The PIL puzzle

Nitish Kumar has been a leader who believes that actions should speak for themselves. Without uttering a word on the controversy about the sedition case against 49 public personalities in a Muzaffarpur police station, the Bihar chief minister got it resolved. He let the police at different levels—an additional director general of police, a superintendent and even a station house officer—speak about the annulment of the charges against personalities from across the cultural spectrum including Aparna Sen, Shyam Benegal and Adoor Gopalakrishnan. The celebrities had written a strong letter to the prime minister protesting the lynchings, saying there can be no democracy without dissent, and that Jai Shri Ram should not become a slogan of bloodthirsty aggression.

The Bihar government also booked serial litigant Sudhir Kumar Ojha, who has filed over 700 public interest petitions in Bihar courts against celebrities. The police accused him of filing a false case to cause mischief. Based on Ojha’s petition, the chief judicial magistrate of Muzaffarpur had asked the police to proceed against the 49 personalities on the complaint of tarnishing the image of Prime Minister Narendra Modi and the country. There were a lot of protests, and the BJP, through Bihar Deputy Chief Minister Sushil Kumar Modi, had distanced itself from the complaint.

Illustration: Bhaskaran Illustration: Bhaskaran

Sushil Kumar himself has been a target of Ojha’s complaints, along with many others including prime minister Manmohan Singh and Amitabh Bachchan. Even as the controversy died down, Nitish did not add to the verbal pollution, and just instructed the police to be tough.

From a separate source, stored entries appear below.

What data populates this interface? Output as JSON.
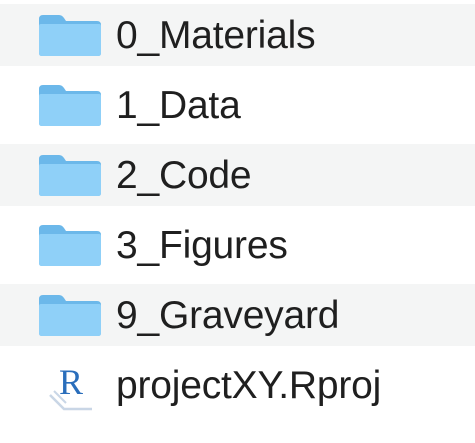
{
  "files": [
    {
      "name": "0_Materials",
      "icon": "folder-icon"
    },
    {
      "name": "1_Data",
      "icon": "folder-icon"
    },
    {
      "name": "2_Code",
      "icon": "folder-icon"
    },
    {
      "name": "3_Figures",
      "icon": "folder-icon"
    },
    {
      "name": "9_Graveyard",
      "icon": "folder-icon"
    },
    {
      "name": "projectXY.Rproj",
      "icon": "rproj-icon",
      "icon_letter": "R"
    }
  ],
  "colors": {
    "folder_back": "#6cb8ea",
    "folder_front": "#8fd0f8",
    "stripe": "#f4f5f5",
    "text": "#1f1f1f",
    "r_blue": "#2a6ebb"
  }
}
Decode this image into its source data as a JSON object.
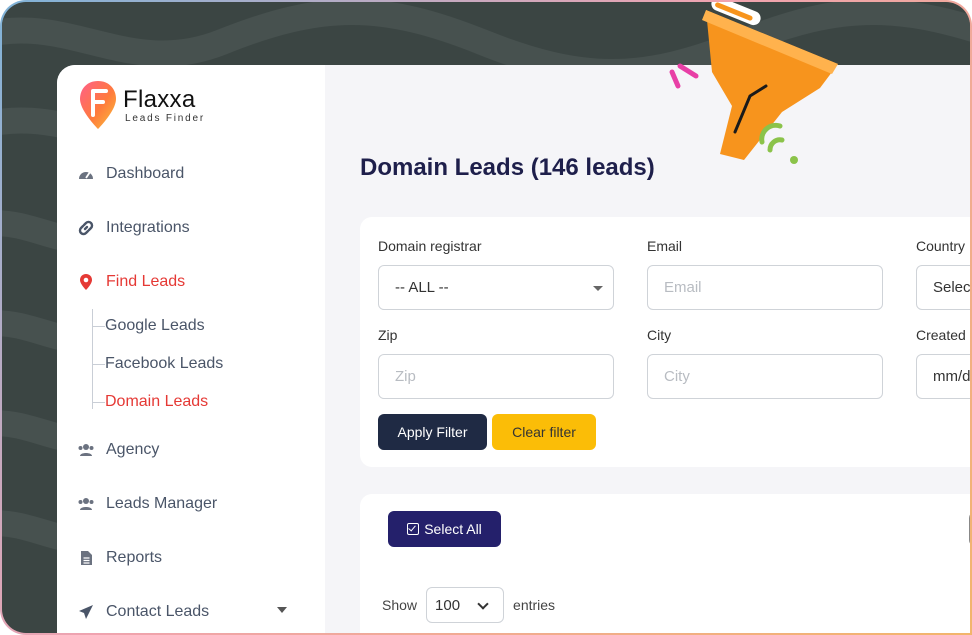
{
  "app": {
    "name": "Flaxxa",
    "tagline": "Leads Finder"
  },
  "sidebar": {
    "items": [
      {
        "label": "Dashboard",
        "icon": "gauge-icon"
      },
      {
        "label": "Integrations",
        "icon": "link-icon"
      },
      {
        "label": "Find Leads",
        "icon": "map-pin-icon",
        "active": true
      },
      {
        "label": "Agency",
        "icon": "users-icon"
      },
      {
        "label": "Leads Manager",
        "icon": "users-icon"
      },
      {
        "label": "Reports",
        "icon": "document-icon"
      },
      {
        "label": "Contact Leads",
        "icon": "paper-plane-icon"
      }
    ],
    "subitems": [
      {
        "label": "Google Leads"
      },
      {
        "label": "Facebook Leads"
      },
      {
        "label": "Domain Leads",
        "active": true
      }
    ]
  },
  "main": {
    "title": "Domain Leads (146 leads)",
    "filters": {
      "registrar_label": "Domain registrar",
      "registrar_value": "-- ALL --",
      "email_label": "Email",
      "email_placeholder": "Email",
      "country_label": "Country",
      "country_value": "Selec",
      "zip_label": "Zip",
      "zip_placeholder": "Zip",
      "city_label": "City",
      "city_placeholder": "City",
      "created_label": "Created d",
      "created_value": "mm/d",
      "apply_label": "Apply Filter",
      "clear_label": "Clear filter"
    },
    "table": {
      "select_all_label": "Select All",
      "show_label": "Show",
      "entries_value": "100",
      "entries_label": "entries"
    }
  },
  "colors": {
    "accent_red": "#e53935",
    "navy": "#1e1f4b",
    "select_all_bg": "#24206b",
    "clear_btn": "#fbbd07",
    "funnel": "#f7941d"
  }
}
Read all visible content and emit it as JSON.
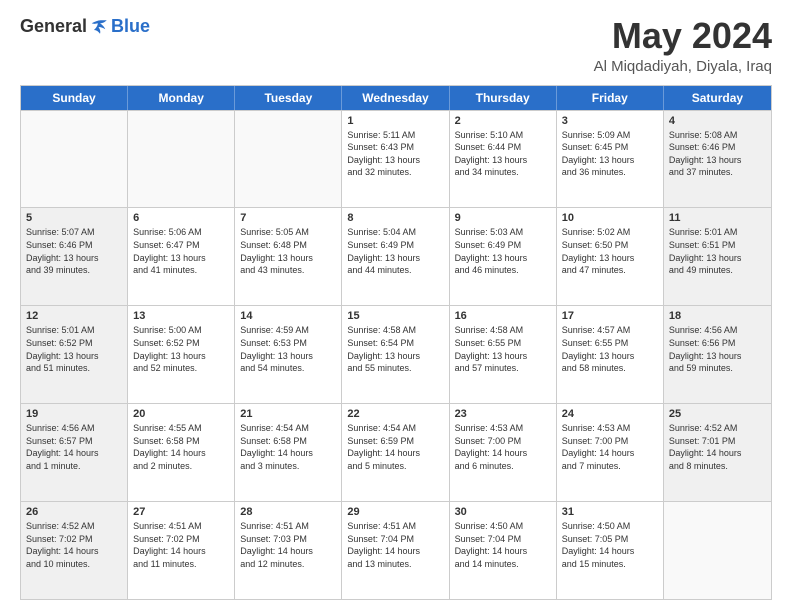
{
  "header": {
    "logo_general": "General",
    "logo_blue": "Blue",
    "month_title": "May 2024",
    "subtitle": "Al Miqdadiyah, Diyala, Iraq"
  },
  "days_of_week": [
    "Sunday",
    "Monday",
    "Tuesday",
    "Wednesday",
    "Thursday",
    "Friday",
    "Saturday"
  ],
  "rows": [
    [
      {
        "day": "",
        "text": "",
        "empty": true
      },
      {
        "day": "",
        "text": "",
        "empty": true
      },
      {
        "day": "",
        "text": "",
        "empty": true
      },
      {
        "day": "1",
        "text": "Sunrise: 5:11 AM\nSunset: 6:43 PM\nDaylight: 13 hours\nand 32 minutes."
      },
      {
        "day": "2",
        "text": "Sunrise: 5:10 AM\nSunset: 6:44 PM\nDaylight: 13 hours\nand 34 minutes."
      },
      {
        "day": "3",
        "text": "Sunrise: 5:09 AM\nSunset: 6:45 PM\nDaylight: 13 hours\nand 36 minutes."
      },
      {
        "day": "4",
        "text": "Sunrise: 5:08 AM\nSunset: 6:46 PM\nDaylight: 13 hours\nand 37 minutes.",
        "shaded": true
      }
    ],
    [
      {
        "day": "5",
        "text": "Sunrise: 5:07 AM\nSunset: 6:46 PM\nDaylight: 13 hours\nand 39 minutes.",
        "shaded": true
      },
      {
        "day": "6",
        "text": "Sunrise: 5:06 AM\nSunset: 6:47 PM\nDaylight: 13 hours\nand 41 minutes."
      },
      {
        "day": "7",
        "text": "Sunrise: 5:05 AM\nSunset: 6:48 PM\nDaylight: 13 hours\nand 43 minutes."
      },
      {
        "day": "8",
        "text": "Sunrise: 5:04 AM\nSunset: 6:49 PM\nDaylight: 13 hours\nand 44 minutes."
      },
      {
        "day": "9",
        "text": "Sunrise: 5:03 AM\nSunset: 6:49 PM\nDaylight: 13 hours\nand 46 minutes."
      },
      {
        "day": "10",
        "text": "Sunrise: 5:02 AM\nSunset: 6:50 PM\nDaylight: 13 hours\nand 47 minutes."
      },
      {
        "day": "11",
        "text": "Sunrise: 5:01 AM\nSunset: 6:51 PM\nDaylight: 13 hours\nand 49 minutes.",
        "shaded": true
      }
    ],
    [
      {
        "day": "12",
        "text": "Sunrise: 5:01 AM\nSunset: 6:52 PM\nDaylight: 13 hours\nand 51 minutes.",
        "shaded": true
      },
      {
        "day": "13",
        "text": "Sunrise: 5:00 AM\nSunset: 6:52 PM\nDaylight: 13 hours\nand 52 minutes."
      },
      {
        "day": "14",
        "text": "Sunrise: 4:59 AM\nSunset: 6:53 PM\nDaylight: 13 hours\nand 54 minutes."
      },
      {
        "day": "15",
        "text": "Sunrise: 4:58 AM\nSunset: 6:54 PM\nDaylight: 13 hours\nand 55 minutes."
      },
      {
        "day": "16",
        "text": "Sunrise: 4:58 AM\nSunset: 6:55 PM\nDaylight: 13 hours\nand 57 minutes."
      },
      {
        "day": "17",
        "text": "Sunrise: 4:57 AM\nSunset: 6:55 PM\nDaylight: 13 hours\nand 58 minutes."
      },
      {
        "day": "18",
        "text": "Sunrise: 4:56 AM\nSunset: 6:56 PM\nDaylight: 13 hours\nand 59 minutes.",
        "shaded": true
      }
    ],
    [
      {
        "day": "19",
        "text": "Sunrise: 4:56 AM\nSunset: 6:57 PM\nDaylight: 14 hours\nand 1 minute.",
        "shaded": true
      },
      {
        "day": "20",
        "text": "Sunrise: 4:55 AM\nSunset: 6:58 PM\nDaylight: 14 hours\nand 2 minutes."
      },
      {
        "day": "21",
        "text": "Sunrise: 4:54 AM\nSunset: 6:58 PM\nDaylight: 14 hours\nand 3 minutes."
      },
      {
        "day": "22",
        "text": "Sunrise: 4:54 AM\nSunset: 6:59 PM\nDaylight: 14 hours\nand 5 minutes."
      },
      {
        "day": "23",
        "text": "Sunrise: 4:53 AM\nSunset: 7:00 PM\nDaylight: 14 hours\nand 6 minutes."
      },
      {
        "day": "24",
        "text": "Sunrise: 4:53 AM\nSunset: 7:00 PM\nDaylight: 14 hours\nand 7 minutes."
      },
      {
        "day": "25",
        "text": "Sunrise: 4:52 AM\nSunset: 7:01 PM\nDaylight: 14 hours\nand 8 minutes.",
        "shaded": true
      }
    ],
    [
      {
        "day": "26",
        "text": "Sunrise: 4:52 AM\nSunset: 7:02 PM\nDaylight: 14 hours\nand 10 minutes.",
        "shaded": true
      },
      {
        "day": "27",
        "text": "Sunrise: 4:51 AM\nSunset: 7:02 PM\nDaylight: 14 hours\nand 11 minutes."
      },
      {
        "day": "28",
        "text": "Sunrise: 4:51 AM\nSunset: 7:03 PM\nDaylight: 14 hours\nand 12 minutes."
      },
      {
        "day": "29",
        "text": "Sunrise: 4:51 AM\nSunset: 7:04 PM\nDaylight: 14 hours\nand 13 minutes."
      },
      {
        "day": "30",
        "text": "Sunrise: 4:50 AM\nSunset: 7:04 PM\nDaylight: 14 hours\nand 14 minutes."
      },
      {
        "day": "31",
        "text": "Sunrise: 4:50 AM\nSunset: 7:05 PM\nDaylight: 14 hours\nand 15 minutes."
      },
      {
        "day": "",
        "text": "",
        "empty": true
      }
    ]
  ]
}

The tendency of filing serial PILs is not restricted to Muzaffarpur. The Supreme Court and the High Courts have to deal with lawyers whose fingers are fast in filing petitions based on major headlines in media. More than a quarter of PILs in the country are filed by lawyers, according to a rough estimate.

There are serious lawyer-litigants who pursue a single cause with spirited doggedness, demanding and even achieving both legal and systemic changes. One such petitioner was Delhi lawyer M.C. Mehta, who fought to end the use of diesel by commercial vehicles in Delhi to reduce pollution. The Committee for Judicial Accountability has been filing petitions in the Supreme Court seeking to ensure fairness in functioning of higher judiciary, though its aggressive methods are not liked by everyone in the legal network.

Then there are lawyers who are compulsive litigants, running to be part of big issues. These lawyers, some of whom have less work and more time, need the oxygen of publicity. Under the rules of the bar council, no lawyer can advertise. Only word of mouth in client circles or mention in judgments give them exposure. But they argue that the big names in the profession have an advantage as their arguments before the top courts are given publicity by the media.

But, it is not about just publicity. There are also petitions filed to target companies, organisations and individuals so that the targets negotiate with the petitioner to dilute or drop the case. Some chief justices are rough with such litigants.

Chief Justice Ranjan Gogoi and one of his recent predecessors, justice S.H. Kapadia, are known for their impatience with PILs filed for frivolous or vexatious reasons. Gogoi is a stickler for locus standi, and questions whether the PIL petitioner has any firm ground to file the case. Gogoi and Kapadia have imposed penalties on lawyers for wasting the time of the courts. But there are many others who slip through the systems and get heard in open court. These serial litigants know that not every judge or magistrate is made of the same temper. And every target does not have a Nitish Kumar to intervene.